48. Desde os começos do Opus Dei, o apostolado dos fiéis da Prelazia, dos Cooperadores e amigos, surgiu no seio da Igreja como um instrumento nas mãos do Senhor, para prestar grandes serviços no mundo inteiro, apesar da nossa pequenez pessoal. Grátias tibi, Deus!, devemos exclamar constantemente. E, ao mesmo tempo, é preciso que façamos mais. Duc in altum! (Lc 5, 4), mar adentro, devemos ir mais longe, sem medos nem vacilações, sempre apoiados no firme fundamento do mandato do Mestre, cheios de uma fé segura nEle. Que panoramas apostólicos nos abre o Ano da Fé ! Corresponde a cada um o empenho em aproveitá-los, e é possível realizar essa tarefa de almas em qualquer situação em que nos encontremos: colocando, em primeiro lugar, a petição a Deus por pessoas e intenções concretas.

Detenhamo-nos nas áreas prioritárias da nova evangelização que mencionei acima; e, diante do Ano da Fé, revisemos o modo como atuamos individualmente para transmitir mais sabor cristão à família, ao ambiente profissional em que nos movemos, ao círculo cultural, social ou recreativo que frequentamos. Façamos com valentia este exame, e tiremos consequências para a nossa situação pessoal, sem ceder a inquietações vãs, mas – quando for necessário – com dor de amor. Dessa maneira, o resultado será – em algumas ocasiões – a convicção de que ficamos aquém; de que poderíamos ter rezado com mais intensidade, confiança e perseverança; ou de que talvez nos tenha faltado mais generosidade no oferecimento de sacrifícios, ou de que devamos atuar com uma maior exigência nas conversas apostólicas a serviço dos demais; ou então, que andamos descuidando a formação doutrinal. Em outras ocasiões, daremos graças porque o Senhor quis servir-se de nós para a sua colheita de almas.

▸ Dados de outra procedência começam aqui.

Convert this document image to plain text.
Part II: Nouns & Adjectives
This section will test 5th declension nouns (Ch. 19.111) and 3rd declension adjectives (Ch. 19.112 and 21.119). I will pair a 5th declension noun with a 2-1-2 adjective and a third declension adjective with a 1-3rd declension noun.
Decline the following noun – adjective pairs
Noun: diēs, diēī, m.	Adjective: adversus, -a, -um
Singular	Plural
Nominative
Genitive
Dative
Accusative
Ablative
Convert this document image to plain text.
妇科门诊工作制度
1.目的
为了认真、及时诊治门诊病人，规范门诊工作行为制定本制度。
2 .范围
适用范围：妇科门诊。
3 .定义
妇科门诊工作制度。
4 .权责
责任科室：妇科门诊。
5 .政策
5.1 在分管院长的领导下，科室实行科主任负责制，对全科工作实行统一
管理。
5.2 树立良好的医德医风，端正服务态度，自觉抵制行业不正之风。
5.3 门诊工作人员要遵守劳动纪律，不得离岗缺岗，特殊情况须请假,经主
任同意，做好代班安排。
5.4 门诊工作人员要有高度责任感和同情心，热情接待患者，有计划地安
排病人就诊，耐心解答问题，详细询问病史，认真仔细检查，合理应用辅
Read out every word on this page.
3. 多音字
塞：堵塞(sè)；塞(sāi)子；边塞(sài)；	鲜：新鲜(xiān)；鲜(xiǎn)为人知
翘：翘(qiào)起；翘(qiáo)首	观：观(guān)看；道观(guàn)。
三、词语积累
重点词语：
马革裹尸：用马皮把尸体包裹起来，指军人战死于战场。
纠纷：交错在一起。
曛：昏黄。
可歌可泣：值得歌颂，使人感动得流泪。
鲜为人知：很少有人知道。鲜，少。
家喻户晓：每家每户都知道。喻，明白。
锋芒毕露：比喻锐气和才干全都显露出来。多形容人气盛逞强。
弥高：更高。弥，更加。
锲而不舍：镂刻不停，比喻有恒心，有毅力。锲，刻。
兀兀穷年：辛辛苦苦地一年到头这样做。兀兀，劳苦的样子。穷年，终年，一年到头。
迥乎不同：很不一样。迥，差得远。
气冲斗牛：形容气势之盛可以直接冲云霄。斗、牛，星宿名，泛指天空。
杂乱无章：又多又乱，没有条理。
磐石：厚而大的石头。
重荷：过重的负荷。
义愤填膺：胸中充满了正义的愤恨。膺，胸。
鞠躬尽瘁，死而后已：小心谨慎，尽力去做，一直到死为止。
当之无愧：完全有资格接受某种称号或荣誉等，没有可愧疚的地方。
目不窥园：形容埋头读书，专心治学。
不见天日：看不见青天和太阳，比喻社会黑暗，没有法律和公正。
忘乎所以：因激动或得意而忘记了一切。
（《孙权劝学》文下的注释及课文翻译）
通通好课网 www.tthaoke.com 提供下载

Admitir essa realidade, longe de levar ao desânimo, deve converter-se num novo impulso para pedir ao Céu uma fé mais viva e recomeçar. Nunc cœpi!, repetia São Josemaria com palavras do Salmo: agora começo; esta mudança é efeito da mão direita do Altíssimo (cf. Sl 76, 11, Vg). Assim devemos reagir, quando comprovamos que os resultados ficaram aquém dos desejos, e até mesmo quando fique evidente a realidade da nossa pequenez pessoal, ou a aparente ineficácia dos nossos esforços. Então, com mais urgência, a solução consiste em começar de novo: eúntes docéte (Mt 28, 19), confiando na palavra do Senhor, como fizeram os discípulos quando o Senhor os enviou.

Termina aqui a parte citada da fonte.